Politics

The NRA’s New Low

The gun rights group just took a personal swipe at Gabby Giffords.

Gabby Giffords versus the NRA

One of these entities has more empathy than the other.

Photo illustration by Lisa Larson-Walker. Photos by Getty Images.

Gabby Giffords, the former Arizona congresswoman grievously wounded in a 2011 shooting near Tucson that killed six people, returned to Capitol Hill this week to renew her push for legislation that would expand background checks for gun purchases to include gun shows and Internet sales. The legislation, a similar version of which was blocked by a Senate filibuster in 2013, stands almost no chance in the Republican-led Congress. But Giffords—for whom “talking is really tough,” as she admitted in a recent interview—made the trip anyway.  “Stopping violence takes courage,” she said. “The courage to do what’s right, the courage of new ideas. … Now is the time to come together and be responsible. Democrats, Republicans, everyone. We must never stop fighting. Fight, fight, fight.
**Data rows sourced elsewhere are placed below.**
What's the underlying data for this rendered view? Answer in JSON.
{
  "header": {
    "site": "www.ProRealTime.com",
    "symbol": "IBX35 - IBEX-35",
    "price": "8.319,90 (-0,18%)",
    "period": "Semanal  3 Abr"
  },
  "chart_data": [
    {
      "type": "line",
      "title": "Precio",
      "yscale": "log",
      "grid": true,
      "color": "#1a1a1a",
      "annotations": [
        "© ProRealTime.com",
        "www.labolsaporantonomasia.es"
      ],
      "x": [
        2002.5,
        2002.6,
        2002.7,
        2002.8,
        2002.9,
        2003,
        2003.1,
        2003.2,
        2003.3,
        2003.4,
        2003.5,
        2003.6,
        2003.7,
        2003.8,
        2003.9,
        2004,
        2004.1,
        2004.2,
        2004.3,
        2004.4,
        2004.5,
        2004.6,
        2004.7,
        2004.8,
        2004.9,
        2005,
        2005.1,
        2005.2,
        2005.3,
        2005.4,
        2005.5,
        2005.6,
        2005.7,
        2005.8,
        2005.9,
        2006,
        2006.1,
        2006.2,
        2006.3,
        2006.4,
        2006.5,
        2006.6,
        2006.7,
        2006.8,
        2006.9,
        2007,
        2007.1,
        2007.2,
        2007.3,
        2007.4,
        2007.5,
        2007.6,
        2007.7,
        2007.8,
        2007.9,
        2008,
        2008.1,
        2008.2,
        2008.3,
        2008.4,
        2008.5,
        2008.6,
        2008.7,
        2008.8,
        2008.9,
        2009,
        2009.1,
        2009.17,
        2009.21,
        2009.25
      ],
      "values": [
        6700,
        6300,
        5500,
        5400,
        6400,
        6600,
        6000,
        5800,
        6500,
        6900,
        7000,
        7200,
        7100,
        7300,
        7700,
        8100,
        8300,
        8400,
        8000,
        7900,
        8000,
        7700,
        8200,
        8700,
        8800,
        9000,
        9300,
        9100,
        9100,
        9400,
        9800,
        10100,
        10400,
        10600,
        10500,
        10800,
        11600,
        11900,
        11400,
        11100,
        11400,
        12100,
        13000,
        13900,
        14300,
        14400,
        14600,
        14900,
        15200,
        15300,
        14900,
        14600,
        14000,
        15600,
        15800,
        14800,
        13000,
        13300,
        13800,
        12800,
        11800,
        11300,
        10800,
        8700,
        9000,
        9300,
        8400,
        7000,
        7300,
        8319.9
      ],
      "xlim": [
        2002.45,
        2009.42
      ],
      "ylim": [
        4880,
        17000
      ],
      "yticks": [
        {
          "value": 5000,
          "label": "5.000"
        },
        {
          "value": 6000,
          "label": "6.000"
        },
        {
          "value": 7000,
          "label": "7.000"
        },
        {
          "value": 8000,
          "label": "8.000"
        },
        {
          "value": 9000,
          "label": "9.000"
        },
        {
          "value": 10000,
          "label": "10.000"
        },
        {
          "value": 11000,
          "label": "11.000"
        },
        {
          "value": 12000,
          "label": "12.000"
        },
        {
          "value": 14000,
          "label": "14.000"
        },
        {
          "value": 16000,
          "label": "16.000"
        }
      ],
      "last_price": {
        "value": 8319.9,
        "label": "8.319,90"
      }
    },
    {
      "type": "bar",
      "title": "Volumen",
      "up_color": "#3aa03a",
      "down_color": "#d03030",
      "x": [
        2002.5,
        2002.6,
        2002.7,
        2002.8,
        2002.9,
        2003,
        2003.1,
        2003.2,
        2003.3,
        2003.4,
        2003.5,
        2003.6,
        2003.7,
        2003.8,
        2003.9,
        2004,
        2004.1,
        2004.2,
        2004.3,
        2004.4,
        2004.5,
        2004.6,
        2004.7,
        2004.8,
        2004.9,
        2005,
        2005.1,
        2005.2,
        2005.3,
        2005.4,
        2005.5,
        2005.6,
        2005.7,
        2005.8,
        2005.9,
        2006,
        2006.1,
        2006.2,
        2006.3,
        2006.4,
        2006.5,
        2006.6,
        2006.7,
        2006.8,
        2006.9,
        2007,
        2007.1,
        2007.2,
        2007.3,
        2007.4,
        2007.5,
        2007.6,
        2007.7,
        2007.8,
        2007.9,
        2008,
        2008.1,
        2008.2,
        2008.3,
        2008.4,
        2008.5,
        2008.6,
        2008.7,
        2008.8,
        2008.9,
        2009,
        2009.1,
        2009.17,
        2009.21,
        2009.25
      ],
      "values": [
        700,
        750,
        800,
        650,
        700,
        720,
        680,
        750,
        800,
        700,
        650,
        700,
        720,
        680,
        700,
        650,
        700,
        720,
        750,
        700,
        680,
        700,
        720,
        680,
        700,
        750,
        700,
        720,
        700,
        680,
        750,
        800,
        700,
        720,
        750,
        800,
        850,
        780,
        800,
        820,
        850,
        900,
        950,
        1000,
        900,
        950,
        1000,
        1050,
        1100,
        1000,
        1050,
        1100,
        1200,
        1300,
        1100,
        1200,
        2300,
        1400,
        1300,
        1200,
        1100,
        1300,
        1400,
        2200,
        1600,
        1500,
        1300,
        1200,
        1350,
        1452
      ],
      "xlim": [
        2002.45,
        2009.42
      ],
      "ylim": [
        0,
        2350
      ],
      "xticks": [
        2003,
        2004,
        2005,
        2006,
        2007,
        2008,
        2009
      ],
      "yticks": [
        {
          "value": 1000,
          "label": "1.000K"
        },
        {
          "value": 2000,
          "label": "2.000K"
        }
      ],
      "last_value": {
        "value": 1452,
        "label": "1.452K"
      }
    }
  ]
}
Be bold, be courageous, the nation’s counting on you.”

Here is how the National Rifle Association chose to respond to Giffords on Thursday:

The NRA has of course tangled before with Americans for Responsible Solutions, the group that Giffords and her husband, astronaut Mark Kelly, created to push for common-sense gun law reforms, such as closing the “gun show loophole” for background checks. But as far as I can tell, this is the first time that the NRA has taken a personal swipe at Giffords, mocking her reform efforts by directly invoking the shooting that nearly killed her.

The NRA tweet, which went out to the organization’s 264,000 followers, was promoting a piece by the conservative website Breitbart, which ridiculed Giffords’ renewed push for universal background checks by noting that the Tucson shooter, Jared Loughner, had passed a background check to acquire his Glock. “Yes, Loughner acquired his firearm via a background check, as did Jerad and Amanda Miller (Las Vegas), Elliot Rodger (Santa Barbara), Ivan Lopez (Fort Hood 2014), Darion Marcus Aguilar (Maryland mall), Karl Halverson Pierson (Arapahoe High School), Paul Ciancia (LAX), Aaron Alexis (DC Navy Yard), James Holmes (Aurora theater), Nidal Hasan (Fort Hood 2009), among others,” the article states. “But Giffords and her husband, Mark Kelly, stood with Democrat lawmakers to argue that expanding background checks to include gun show sales is a way of ‘stopping violence.’ ”

There are a few points worth noting. For one, Giffords and Kelly were not just standing with “Democrat lawmakers”—they were joined by Rep. Bob Dold, an Illinois Republican who co-authored the background check legislation, and the bill has three other Republican co-authors in the House. (Giffords’ group in general prides itself on having support from many Republicans and gun owners—Giffords and Kelly make much of fact that they themselves are gun owners.) For another thing, one of the above-mentioned shooters, Jerad Miller, complained bitterly prior to his attack about the difficulty he was having buying a weapon because, as someone with an extensive criminal record, he could not pass a background check—a sign that the requirement is not as ineffectual as its critics make it out to be.

But the big problem with the mocking argument put forth by Breitbart and the NRA (which did not return a call seeking comment) is that it misses the entire point of Giffords’ advocacy. She is not devoting herself to the cause of expanding background checks because that measure would have stopped Loughner, but because that measure is the one that police and criminal justice experts believe would have the biggest impact on reducing gun violence overall. The same was true of the families of the victims in the Sandy Hook Elementary School massacre: Universal background checks would not have stopped Adam Lanza, who got his guns from his mother, but the families wanted to push for whatever reform would limit shooting deaths, period. Making it harder for people with criminal records, histories of domestic violence, and adjudications for mental illness to obtain guns is one of the best measures at our disposal to do so.

In other words, Giffords and others whose lives have been upended by gun violence are thinking about others, not themselves—they are exhibiting a form of political empathy. It’s a concept that is apparently foreign to the NRA—which would help explain why the organization thinks it’s perfectly acceptable to casually taunt a victim of gun violence who is still trying mightily to recover from her near-death experience.